For true believers, it was tragic, almost savagely so, to contrast the footage of a purposeful Iron Lady quoting the prayer of St Francis of Assisi before entering Number 10, with the parlous political state and condition of her less than steely successor.
We can wait until LGC’s Council Control Map hits our desks to grasp the visual situation. But with the loss of 1,330 councillors and with them control of 44 councils, the blue hegemony across much of shire England has been replaced with new colours – a big dash of yellow in the south and south west and a few speckles of red.
However, by far the biggest surge in governance change was the shift to a further 37 councils subject to no overall control, bringing the NOC total to 73 [or 79 using Colin Rallings and Michael Thrasher’s methodology]. Echoing the New Romantic sounds of early Thatcher’s Britain with Visage’s one-hit-wonder, the map will be more of a “fade to grey”.
This dramatic increase in political churn, local coalition-making and contested leadership will have an impact. Judging by how the chips fell, we can expect to see in various places a retrenchment in housing and possibly not to the benefit of Marsham Street’s national new build targets. We can expect knock-on effects to local growth strategy and unknown changes to local public service delivery.
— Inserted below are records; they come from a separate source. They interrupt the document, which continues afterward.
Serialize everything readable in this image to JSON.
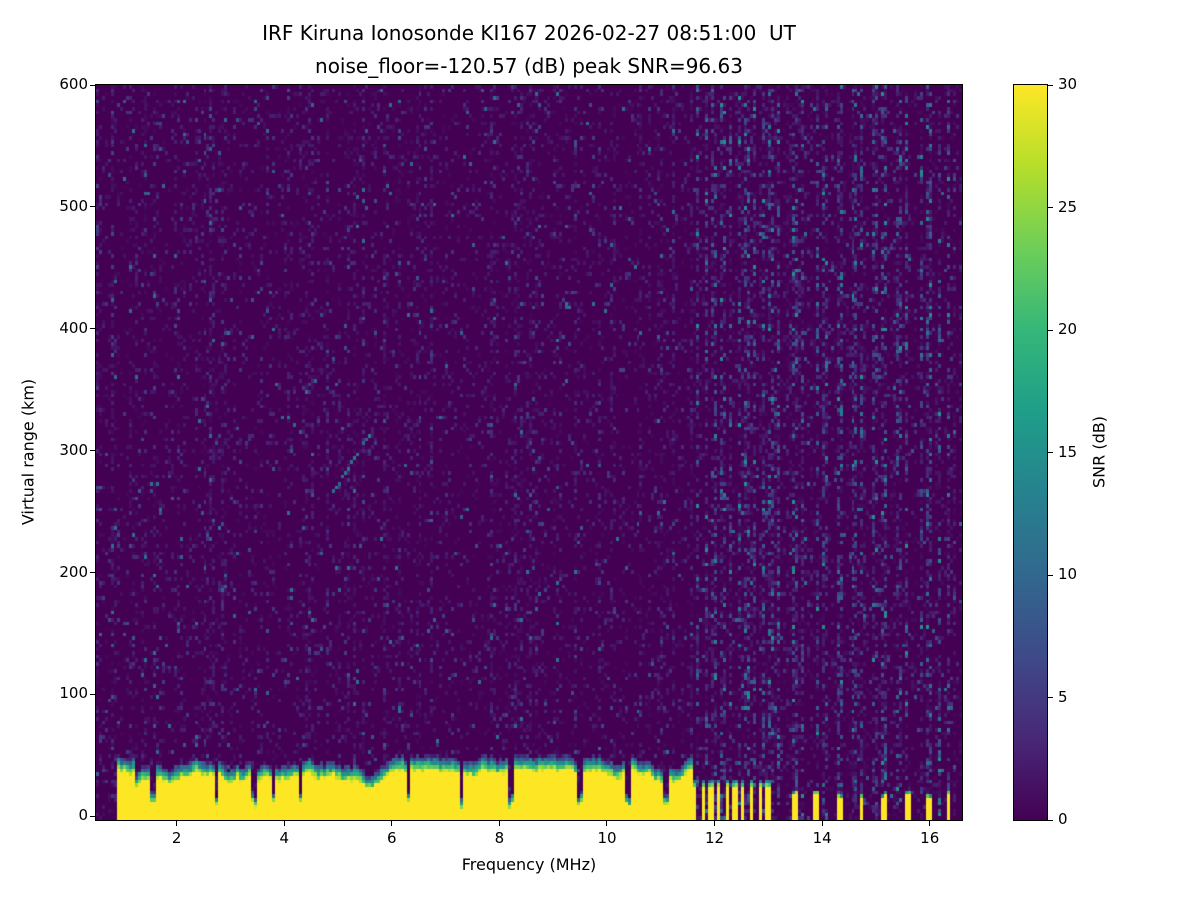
{
  "title": {
    "line1": "IRF Kiruna Ionosonde KI167 2026-02-27 08:51:00  UT",
    "line2": "noise_floor=-120.57 (dB) peak SNR=96.63"
  },
  "axes": {
    "x": {
      "label": "Frequency (MHz)",
      "min": 0.5,
      "max": 16.6,
      "ticks": [
        2,
        4,
        6,
        8,
        10,
        12,
        14,
        16
      ]
    },
    "y": {
      "label": "Virtual range (km)",
      "min": -3,
      "max": 600,
      "ticks": [
        0,
        100,
        200,
        300,
        400,
        500,
        600
      ]
    }
  },
  "colorbar": {
    "label": "SNR (dB)",
    "min": 0,
    "max": 30,
    "ticks": [
      0,
      5,
      10,
      15,
      20,
      25,
      30
    ]
  },
  "colors": {
    "background": "#ffffff",
    "text": "#000000",
    "heatmap_low": "#440154",
    "heatmap_high": "#fde725",
    "viridis": [
      "#440154",
      "#482878",
      "#3e4a89",
      "#31688e",
      "#26828e",
      "#1f9e89",
      "#35b779",
      "#6ece58",
      "#b5de2b",
      "#fde725"
    ]
  },
  "chart_data": {
    "type": "heatmap",
    "title": "IRF Kiruna Ionosonde KI167 2026-02-27 08:51:00  UT",
    "subtitle": "noise_floor=-120.57 (dB) peak SNR=96.63",
    "station": "IRF Kiruna Ionosonde KI167",
    "timestamp_ut": "2026-02-27 08:51:00",
    "noise_floor_db": -120.57,
    "peak_snr_db": 96.63,
    "xlabel": "Frequency (MHz)",
    "ylabel": "Virtual range (km)",
    "x_range_mhz": [
      0.5,
      16.6
    ],
    "y_range_km": [
      -3,
      600
    ],
    "x_ticks": [
      2,
      4,
      6,
      8,
      10,
      12,
      14,
      16
    ],
    "y_ticks": [
      0,
      100,
      200,
      300,
      400,
      500,
      600
    ],
    "colormap": "viridis",
    "snr_scale_db": [
      0,
      30
    ],
    "colorbar_ticks": [
      0,
      5,
      10,
      15,
      20,
      25,
      30
    ],
    "features": {
      "ground_echo_band": {
        "freq_mhz": [
          0.9,
          11.6
        ],
        "range_km": [
          -3,
          30
        ],
        "snr_db": 30,
        "fringe_km": 12
      },
      "broken_echo_band": {
        "freq_mhz": [
          11.6,
          13.1
        ],
        "range_km": [
          -3,
          24
        ],
        "stripe_period_mhz": 0.15,
        "duty": 0.5
      },
      "isolated_echo_bars_mhz": [
        13.48,
        13.9,
        14.32,
        14.74,
        15.16,
        15.58,
        16.0,
        16.35
      ],
      "band_notches_mhz": [
        1.55,
        2.75,
        3.45,
        3.8,
        4.3,
        6.3,
        7.3,
        8.2,
        9.5,
        10.4,
        11.1
      ],
      "rfi_columns_mhz": [
        11.7,
        11.85,
        12.0,
        12.15,
        12.3,
        12.45,
        12.6,
        12.75,
        12.9,
        13.05,
        13.2,
        13.48,
        13.62,
        13.9,
        14.05,
        14.32,
        14.6,
        14.74,
        15.0,
        15.16,
        15.44,
        15.58,
        15.86,
        16.0,
        16.2,
        16.35
      ],
      "weak_trace": {
        "freq_mhz": [
          4.9,
          5.6
        ],
        "range_km": [
          265,
          315
        ],
        "snr_db": 13
      },
      "background_speckle": {
        "density": 0.3,
        "mean_snr_db": 1.6
      }
    },
    "render_seed": 167
  }
}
This is important. Localis’s forthcoming report ‘Hitting Reset – a case for local leadership’ examines the status of central/local relations and explores the challenges, opportunities and characteristics of effective place leadership.
It’s an issue that cuts both ways. For example, Sir Richard Leese (Lab), the leader of Manchester City Council, may have seen 18 housing ministers and 10 secretaries of state for communities and local government since 1996. But in seeking to maintain a grip on 350 local authorities, there are a lot of new relationships to be forged in a short space of time for an equally over-stretched and under-resourced centre.
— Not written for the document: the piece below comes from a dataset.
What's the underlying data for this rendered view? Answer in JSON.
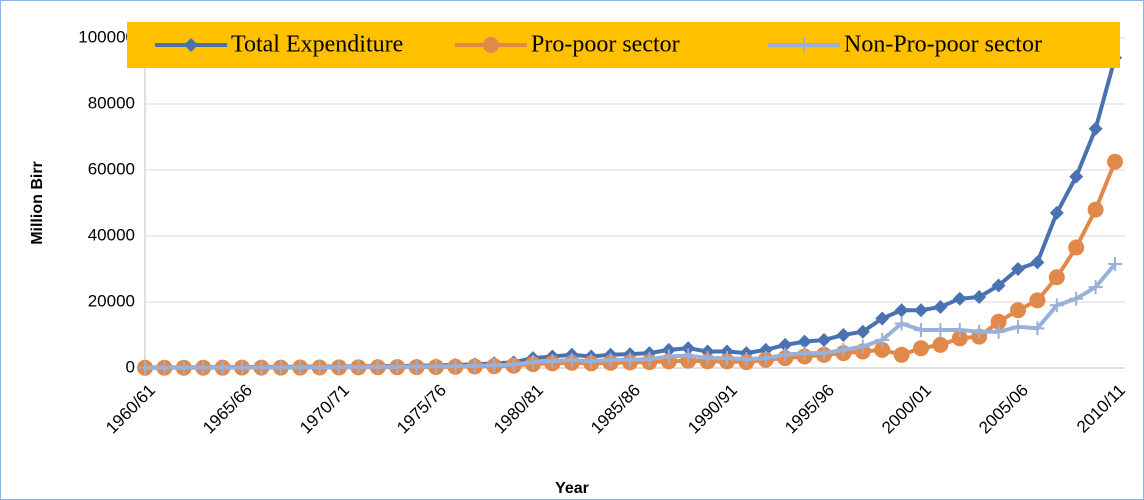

From our extensive interviewing for the report, council leaders from parish to combined authority level wish to be treated with a greater sense of dignity, respect and active listening by central government.
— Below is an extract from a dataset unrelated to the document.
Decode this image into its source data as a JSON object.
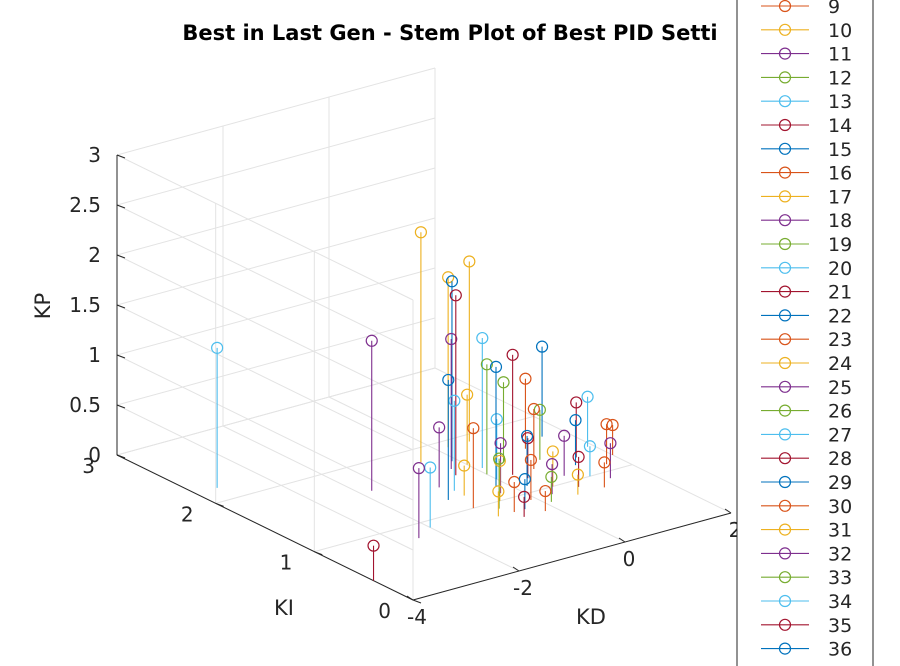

On the other side, there is, at least as far as Whitehall views these things, a prima facie link between demonstrably strong, charismatic local leaders, who communicate the story of their locality and have a strong presence in negotiations with ministers and officials to the chances of striking place-based deals with central government.
There is no single technocratic answer to what is after all a matter of people dealing with people. There could, more probably, be merit in a ‘talking revolution’ of genuine dialogue and productive exchange. A case for national and local leaders having the courage and empathy to embark upon a transformation in the quality and depth of their relationships, leading to greater understanding to benefit communities and strengthen local economies.
Some work towards synchronising electoral cycles with spending review periods might be helpful towards this convergence. To support long-term financial planning, and with a nod towards the goal of greater fiscal freedom for local areas, Localis will make the case that councillors should be elected for minimum five-year terms to match the length of the current parliamentary term.
Furthermore, for the sake of political efficiency and clarity, local government elections should take place as a single election campaign. So please if we are to have a radical empowerment of locality, let’s not do it by halves. But at the same time, for everyone’s sake, maybe let’s not do it by thirds, either.